Nun war nur noch Nathaniel wach. Er lag auf dem Fell und drehte sich von einer Seite auf die andere. Zwecklos, er konnte so nicht schlafen. Er sah nicht hin, aber er wusste es trotzdem und sagte leise, um die anderen nicht zu wecken:
"Hör auf mich so anzustarren!"
"Das ist meine Höhle. Ich tue hier, was ich will."
Nun drehte er sich doch um.
"So kann ich aber nicht schlafen."
"Du bist ein seltsamer Junge, weißt du das?"
"Seltsam wie Selina?"
Der Drache schnaufte.
"Nein sie ist interessant. Du bist seltsam."

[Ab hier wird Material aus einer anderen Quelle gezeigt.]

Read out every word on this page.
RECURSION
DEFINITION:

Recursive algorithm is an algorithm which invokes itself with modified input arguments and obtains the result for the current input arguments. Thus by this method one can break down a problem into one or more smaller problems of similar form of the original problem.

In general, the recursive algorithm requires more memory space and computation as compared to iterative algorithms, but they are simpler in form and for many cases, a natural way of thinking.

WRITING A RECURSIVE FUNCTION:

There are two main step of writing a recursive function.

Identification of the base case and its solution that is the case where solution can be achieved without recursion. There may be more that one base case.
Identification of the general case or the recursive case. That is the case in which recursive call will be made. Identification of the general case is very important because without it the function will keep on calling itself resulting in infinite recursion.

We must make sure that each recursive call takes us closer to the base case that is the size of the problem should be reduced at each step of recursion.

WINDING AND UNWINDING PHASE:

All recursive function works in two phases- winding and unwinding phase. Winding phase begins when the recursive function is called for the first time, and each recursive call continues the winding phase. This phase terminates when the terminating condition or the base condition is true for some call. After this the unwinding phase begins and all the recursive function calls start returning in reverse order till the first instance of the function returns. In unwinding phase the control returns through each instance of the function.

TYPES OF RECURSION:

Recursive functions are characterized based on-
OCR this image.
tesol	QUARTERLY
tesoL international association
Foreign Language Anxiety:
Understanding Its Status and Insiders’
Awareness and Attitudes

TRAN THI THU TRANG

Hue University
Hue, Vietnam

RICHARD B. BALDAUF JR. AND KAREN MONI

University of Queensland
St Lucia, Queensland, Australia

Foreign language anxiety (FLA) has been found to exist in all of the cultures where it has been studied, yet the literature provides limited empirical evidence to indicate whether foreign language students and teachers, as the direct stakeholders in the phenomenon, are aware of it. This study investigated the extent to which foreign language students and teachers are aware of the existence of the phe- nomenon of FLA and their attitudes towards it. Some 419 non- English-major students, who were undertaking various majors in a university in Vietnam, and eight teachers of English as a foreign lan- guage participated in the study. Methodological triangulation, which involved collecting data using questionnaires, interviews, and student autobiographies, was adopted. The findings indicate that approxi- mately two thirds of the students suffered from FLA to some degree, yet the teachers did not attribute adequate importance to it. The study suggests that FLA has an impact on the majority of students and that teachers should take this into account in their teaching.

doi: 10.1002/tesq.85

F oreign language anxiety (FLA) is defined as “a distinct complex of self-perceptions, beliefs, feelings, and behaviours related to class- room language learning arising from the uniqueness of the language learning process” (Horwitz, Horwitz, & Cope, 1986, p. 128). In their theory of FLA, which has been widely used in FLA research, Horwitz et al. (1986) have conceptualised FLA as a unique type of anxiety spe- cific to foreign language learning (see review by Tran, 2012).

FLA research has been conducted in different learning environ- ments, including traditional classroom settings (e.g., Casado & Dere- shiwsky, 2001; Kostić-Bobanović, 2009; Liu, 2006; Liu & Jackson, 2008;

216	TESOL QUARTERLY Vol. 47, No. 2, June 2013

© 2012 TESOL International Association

"Und was ist der Unterschied?", wollte Nathaniel wissen.
Der Drache zuckte mit den Schultern, was fast ein wenig ulkig aussah und legte sich selbst gemütlich hin.
Nathaniel seufzte:
"Und was ist an mir so seltsam, dass du mich die ganze Zeit anstarren musst?"
"Du kommst doch aus Xadrien und du beherrschst schwarze Magie. Ich glaube nicht, dass du zögerst zu töten und doch willst du diese Mädchen beschützen, statt nach Macht zu streben, das ist seltsam und dann..." Er wollte erst nicht weiter reden, doch Nathaniel harkte nach:
"Was ist noch?"
"Dein Geruch", sagte der Drache, "Er ist nicht wie der, anderer Menschen. Du stinkst nach Dämon."
Nathaniel sah ihn etwas vedutzt an, meinte dann aber:
"Nunja ich habe in dieser Kleidung schon einige getötet und ziemlich viel Blut und so abbekommen."
"Nein, der Geruch kommt von dir. Ich kann nicht sagen, woran es liegt und es ist auch kaum wahrnehmbar. Ich hab es beim ersten Mal gar nicht bemerkt aber jetzt rieche ich es ganz deutlich."
"Sicher, dass du nicht etwas an der Nase hast? " fragte Nathaniel und der Drache stieß eine kleine Rauchwolke aus.
"Es ist nicht klug von dir, mich zu beleidigen."
"Das war keine Beleidigung, nur so grausam mein Vater auch ist, wenn er ein Dämon wäre, hätte ich das sicher bemerkt und meine Mutter ... ähm.", eigentlich wusste er nichts über sie. "Daron würde sich nicht auf einem Dämonen einlassen."
Ganz abgesehen davon, dass es kaum Dämonen in menschlicher Gestalt gab und Menschen und Dämonen sich nicht ausstehen konnten. Vermutlich ließ die Anatomie dieser Wesen es gar nicht erst zu
"Ich hab nicht gesagt, dass deine Eltern Dämonen sind. Dann wäre der Geruch stärker.", antwortete der Drache und Nathaniel war erleichtert. Die Vorstellung, dass er mit Dämonen verwandt ist, war mehr als gruselig. Es war widerlich. Aber woran lag es dann?
Er versuchte, nicht länger darüber nach zu denken und legte sich wieder hin. Allerdings konnte er jetzt noch schlechter schlafen als vorher. Die Worte des Drachen pochten in seinem Hinterkopf und Nathaniel legte sich auf den Rücken. Er schob die Arme unter seinen Kopf und starrte an die Decke. Aber solange er den Stein auch betrachtete, eine Erklärung bekam er davon nicht und langsam befürchtete er, dass ihm die nur einer geben konnte. Sein Vater. Das würde kein erfreuliches Gespräch, wenn er in einem Monat zurückkehrte und statt Gefangenen nur Fragen dabei hatte. Vielleicht wäre es klüger, nicht mehr zurück zu gehen. Er hatte schon darüber nachgedacht, aber woher sollten sie dann erfahren, was er plant und nun hatte er auch noch dieses Rätsel zu lösen.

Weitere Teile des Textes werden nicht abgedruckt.